There is another example from one of the projects we have done:

  • Product: Social network
  • Job Story: When I come across a news topic that has been overused and over-exploited by media, I want to get rid of it so that I don’t get irritated over and over again.
Job Story describes the problem of users of a large Rusian content platform.

Step 1 — a product/feature idea creation.

Ask the question: “How can we help users… [resolve the case described in the Motivation part]”?

Example:

  • Question: How can we help users when they [come across a news topic that has been overused and over-exploited by media] [get rid of it]?
  • The product/feature idea: An opportunity to “turn off” the news on certain topics or with a certain hashtag in the newsfeed.

Each part of the Job Story helps refine another one. For example, “Motivation” helps come up with a product / feature idea, and the “Situation” and the “Expected Outcome” helps make a “reality check”.

You can refine the product idea first to make sure that it can be used in the “Situation” and to ensure that the person will get the “Expected Outcome”.

This idea works, I guess ☺️

Step 2 — synchronizing the idea with advertising and interface communications

“Outcome” helps write a communication message to convey the value of the product or feature to the user. Think about what you can tell users so that they get the expected outcome or recognize their problem in the message.

  • Job Story: When I come across a news topic that has been overused and over-exploited by media, I want to get rid of it so that I don’t get irritated over and over again.
  • The product/feature idea: An opportunity to “turn off” the news on certain topics or with a certain hashtag in the newsfeed.
  • Question: What do we tell users so they understand that [An opportunity to “turn off” the news on certain topics or with a certain hashtag in the newsfeed] will help them [not to get irritated again] when they [come across a news topic that has been overused and over-exploited by media]?
  • Communication/advert message: Newsfeed without “obuse”.
  • The interface message: You can disable news on any subject that annoys you.
The communication message helps to convey the value of the idea to potential users, and the interface message helps current users to learn about the feature at the most appropriate time.

These messages can be used in advertising campaigns. Plus, you may use these messages to write more precise interface communication informing current users about features inside the product.

Step 3 — specifying targeting for the communication

“Situation” helps understand where to find people in the problematic situation to communicate the value of the product/feature idea.

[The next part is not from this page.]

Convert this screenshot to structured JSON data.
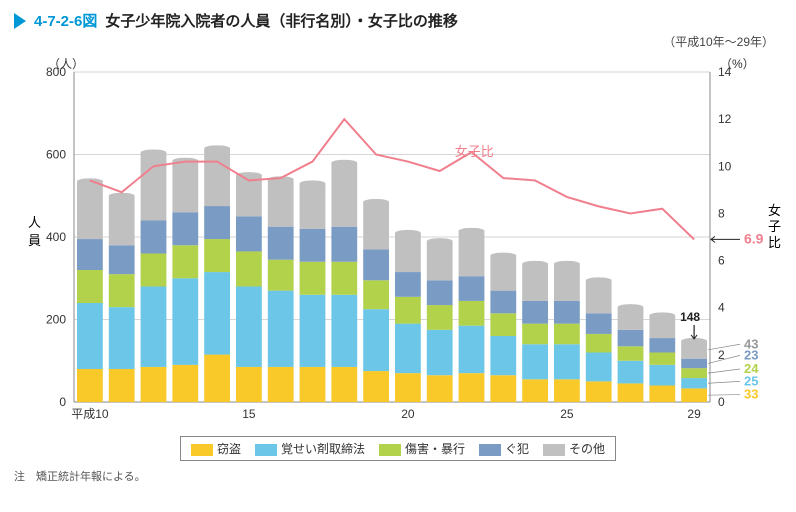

  • Question: Where can we tell users about [An opportunity to “turn off” the news on certain topics or with a certain hashtag in the newsfeed] when they [come across a news topic that has been overused and over-exploited by media]?
  • Targeting (communication channels, touchpoints, user flow stages): product advertising, landing page, news feed, posts.
The “Situation” in this Job Story clarifies the moment when it is best to show the new product/feature idea message.

Conclusion

Job Story and Triple Strike Canvas help product and marketing teams focus on the users’ needs to come up with product/feature ideas, create advert/interface communications and refine targeting.

Each part of the Job Story is useful and important:

  1. 💔 Situation helps refine targeting;
  2. 📱 Motivation helps create product/feature ideas;
  3. 💏 Outcome helps develop communication.

Triple Strike Canvas can be used to make this process easier to understand:

  1. 💎 The product/feature idea. How can we help users get the [Motivation] in the [Situation]?
  2. 💌 Communication message. What do we tell users so that they understand that the [Product idea] will help them get the [Expected Outcome] in the [Situation]?
  3. 🎯 Targeting. Where can we communicate the [Product idea] to the users in the [Situation]?